In the year 2005, Guatemala’s government records of the genocide in the country were accidentally discovered. It took extensive efforts from experts and the financial aid of foreign institutions to turn piles of filthy papers into a proper archive. In 2009, after decades of wandering in the dark, the archive opened its doors, with a policy of complete access to the public (unlike other similar archives in Latin America). Finally, Guatemalans affected –directly or not- by the violence between the decades of 1960 and 1990 would have the possibility of getting an answer to their questions.
Currently, the Digital Archive of the Guatemalan National Police Historical Archive (AHPN) “includes over 10 million scanned images of documents from the National Police Historical Archive. This digital archive mirrors and extends the physical archive that remains preserved in Guatemala as an important historical patrimony of the Guatemalan people.” (¶1)

One of the pages of the AHPN, from the Digital Archive of the Guatemalan National Police Historical Archive.
Now, for the purposes of this post, I want to refer to the material of this archive as “images”, and to focus particularly on the photographs that are part of this register, in order to revise their significance and to point out other considerations regarding their power.

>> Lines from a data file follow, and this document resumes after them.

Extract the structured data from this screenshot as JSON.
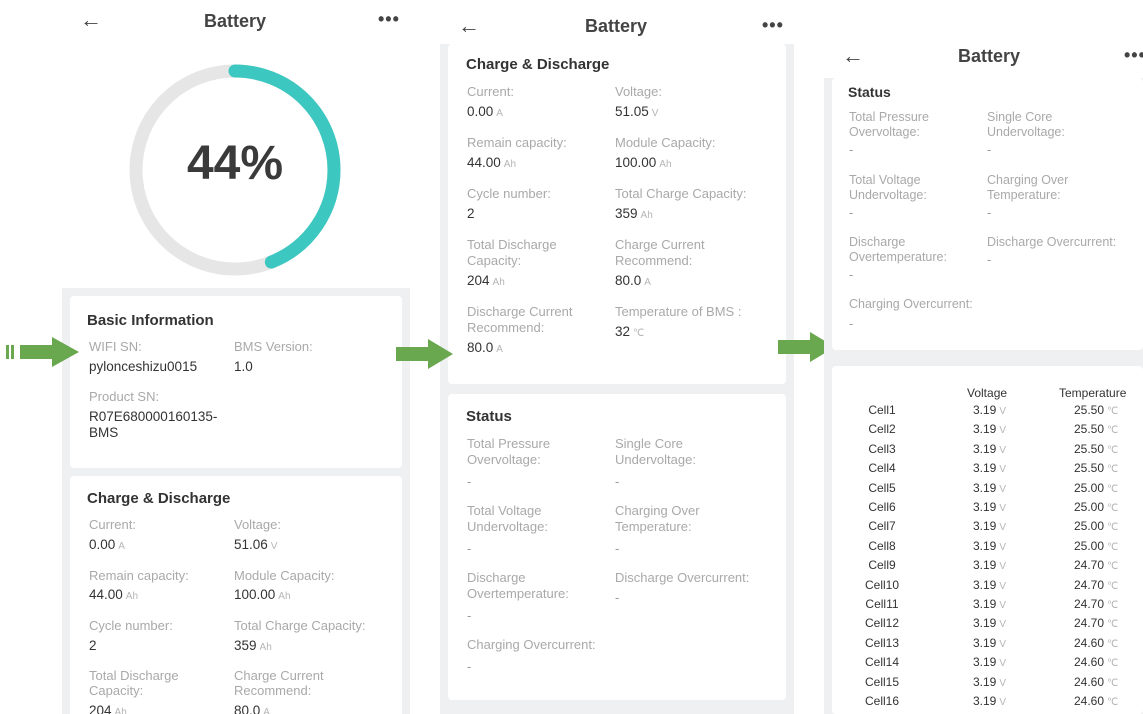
{
  "screens": [
    {
      "title": "Battery",
      "back_icon": "arrow-left-icon",
      "more_icon": "more-icon"
    },
    {
      "title": "Battery",
      "back_icon": "arrow-left-icon",
      "more_icon": "more-icon"
    },
    {
      "title": "Battery",
      "back_icon": "arrow-left-icon",
      "more_icon": "more-icon"
    }
  ],
  "gauge": {
    "percent_label": "44%",
    "value": 0.44,
    "track_color": "#e6e6e6",
    "fill_color": "#3cc8c0"
  },
  "basic_info": {
    "title": "Basic Information",
    "wifi_sn_label": "WIFI SN:",
    "wifi_sn_value": "pylonceshizu0015",
    "bms_version_label": "BMS Version:",
    "bms_version_value": "1.0",
    "product_sn_label": "Product SN:",
    "product_sn_value_line1": "R07E680000160135-",
    "product_sn_value_line2": "BMS"
  },
  "charge1": {
    "title": "Charge & Discharge",
    "current_label": "Current:",
    "current_value": "0.00",
    "current_unit": "A",
    "voltage_label": "Voltage:",
    "voltage_value": "51.06",
    "voltage_unit": "V",
    "remain_label": "Remain capacity:",
    "remain_value": "44.00",
    "remain_unit": "Ah",
    "module_label": "Module Capacity:",
    "module_value": "100.00",
    "module_unit": "Ah",
    "cycle_label": "Cycle number:",
    "cycle_value": "2",
    "total_charge_label": "Total Charge Capacity:",
    "total_charge_value": "359",
    "total_charge_unit": "Ah",
    "total_discharge_label1": "Total Discharge",
    "total_discharge_label2": "Capacity:",
    "total_discharge_value": "204",
    "total_discharge_unit": "Ah",
    "charge_rec_label1": "Charge Current",
    "charge_rec_label2": "Recommend:",
    "charge_rec_value": "80.0",
    "charge_rec_unit": "A"
  },
  "charge2": {
    "title": "Charge & Discharge",
    "current_label": "Current:",
    "current_value": "0.00",
    "current_unit": "A",
    "voltage_label": "Voltage:",
    "voltage_value": "51.05",
    "voltage_unit": "V",
    "remain_label": "Remain capacity:",
    "remain_value": "44.00",
    "remain_unit": "Ah",
    "module_label": "Module Capacity:",
    "module_value": "100.00",
    "module_unit": "Ah",
    "cycle_label": "Cycle number:",
    "cycle_value": "2",
    "total_charge_label": "Total Charge Capacity:",
    "total_charge_value": "359",
    "total_charge_unit": "Ah",
    "total_discharge_label1": "Total Discharge",
    "total_discharge_label2": "Capacity:",
    "total_discharge_value": "204",
    "total_discharge_unit": "Ah",
    "charge_rec_label1": "Charge Current",
    "charge_rec_label2": "Recommend:",
    "charge_rec_value": "80.0",
    "charge_rec_unit": "A",
    "discharge_rec_label1": "Discharge Current",
    "discharge_rec_label2": "Recommend:",
    "discharge_rec_value": "80.0",
    "discharge_rec_unit": "A",
    "bms_temp_label": "Temperature of BMS :",
    "bms_temp_value": "32",
    "bms_temp_unit": "℃"
  },
  "status": {
    "title": "Status",
    "tp_over_label1": "Total Pressure",
    "tp_over_label2": "Overvoltage:",
    "tp_over_value": "-",
    "sc_under_label1": "Single Core",
    "sc_under_label2": "Undervoltage:",
    "sc_under_value": "-",
    "tv_under_label1": "Total Voltage",
    "tv_under_label2": "Undervoltage:",
    "tv_under_value": "-",
    "co_temp_label1": "Charging Over",
    "co_temp_label2": "Temperature:",
    "co_temp_value": "-",
    "dis_ot_label1": "Discharge",
    "dis_ot_label2": "Overtemperature:",
    "dis_ot_value": "-",
    "dis_oc_label": "Discharge Overcurrent:",
    "dis_oc_value": "-",
    "ch_oc_label": "Charging Overcurrent:",
    "ch_oc_value": "-"
  },
  "cells": {
    "voltage_header": "Voltage",
    "temperature_header": "Temperature",
    "voltage_unit": "V",
    "temp_unit": "℃",
    "rows": [
      {
        "name": "Cell1",
        "v": "3.19",
        "t": "25.50"
      },
      {
        "name": "Cell2",
        "v": "3.19",
        "t": "25.50"
      },
      {
        "name": "Cell3",
        "v": "3.19",
        "t": "25.50"
      },
      {
        "name": "Cell4",
        "v": "3.19",
        "t": "25.50"
      },
      {
        "name": "Cell5",
        "v": "3.19",
        "t": "25.00"
      },
      {
        "name": "Cell6",
        "v": "3.19",
        "t": "25.00"
      },
      {
        "name": "Cell7",
        "v": "3.19",
        "t": "25.00"
      },
      {
        "name": "Cell8",
        "v": "3.19",
        "t": "25.00"
      },
      {
        "name": "Cell9",
        "v": "3.19",
        "t": "24.70"
      },
      {
        "name": "Cell10",
        "v": "3.19",
        "t": "24.70"
      },
      {
        "name": "Cell11",
        "v": "3.19",
        "t": "24.70"
      },
      {
        "name": "Cell12",
        "v": "3.19",
        "t": "24.70"
      },
      {
        "name": "Cell13",
        "v": "3.19",
        "t": "24.60"
      },
      {
        "name": "Cell14",
        "v": "3.19",
        "t": "24.60"
      },
      {
        "name": "Cell15",
        "v": "3.19",
        "t": "24.60"
      },
      {
        "name": "Cell16",
        "v": "3.19",
        "t": "24.60"
      }
    ]
  },
  "arrows": {
    "color": "#6aa84f",
    "icon": "arrow-right-icon"
  }
}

Susan Sontag, in her book Regarding the Pain of Others, states that “…photographs help construct –and revise- our sense of a more distant past.” (p. 85). In the case of the AHPN this could not be more true: many of the images helped entire families to properly mourn and to give closure to a phase of horror in their lives. Just by being displayed, this photographic archive acknowledged an era of Guatemalan history that for many years was not addressed by the State.
Furthermore, this archive presents the opportunity to think more deeply about the limits between personal and collective memory. In regards to the latter, Sontag problematizes:
Photographs that everyone recognizes are now a constituent part of what society chooses to think about, or declares that it has chosen to think about. It calls these ideas ‘memories’, and that is, over the long run, a fiction. Strictly speaking, there is no such thing as collective memory –part of the same family of spurious notions as collective guilt. But there is collective instruction. (p. 85)
But the images that conform the AHPN are not the images that everyone recognizes. These are the individual stories of thousands of victims, of many families. The archive already exists as a whole, but it also constructs itself as Guatemalans find their parents, siblings, and children in those records. This archive is within the limits of personal and collective memory. And that borderline is what most interests me.
There’s also a value in the combination of photographs and documents. Sontag alludes to the risks of reading a photograph as the (whole) Truth. She states that while we need photographs to remember, we need narratives to understand. This archive is a visual narrative of the Guatemalan genocide; therefore it is extremely invaluable for those who seek to comprehend this episode.
Now, it’s known that the metaphor is a very useful resource when talking about narratives. This is when art comes into play. In Luke Pizzato’s article The Language of Public Memory art is presented as an “alternative language that can generate more solidarity between the victimized communities and the general public” (p. 40). By saying that, they refer to the artistic work of Minga, a Colombian artistic institution that works hand in hand with communities affected by the violence. However, Pizzato’s reflection could also be applied to the work of many other artists that approach violence and memory in the Americas and the world.
Lets take for instance Ejercicio Volumen, from the Venezuelan artist Teresa Mulet: this piece is a testimony of the thousands of violent deaths that occur yearly in her country, which is my country as well. It is a book in which each page represents a victim. Its impossibility to stand up because of its weight also represents how the situation has become unbearable, and sometimes this kind of images can be more powerful that the very pictures of the victims.

Ejercicio Volumen, from Teresa Mulet. From Trafico Visual`s website.
This post is the very first exercise on discovering how images (photographs, scans, artistic installations) intertwined, can help to build our memory: a shared memory, which is not to say a collective memory (as a discourse of power, an imposed one), if that is ever possible.
Bonadies, Angela (2014). Teresa a través del espejo. Recovered in September 10, 2013, through the link: http://www.traficovisual.com/2014/04/06/teresa-a-traves-del-espejo-por-angela-bonadies/
Digital Archive of the Guatemalan National Police Historical Archive. Recovered in September 10, 2013, through the link: https://ahpn.lib.utexas.edu/home
Doyle, Kate (2010-2011). Guatemala`s Police Archives: Breaking the Stony Silence. Revista: Harvard Review of Latin America. Volume 1.
Pizzato, Luke (2013). The Language of Public Memory: La Asociación Minga and The Authentic Image of the Victim. Revista: Harvard Review of Latin America. Volume 1.
Sontag, Susan (1993). Regarding the Pain of Others. United States. Picador.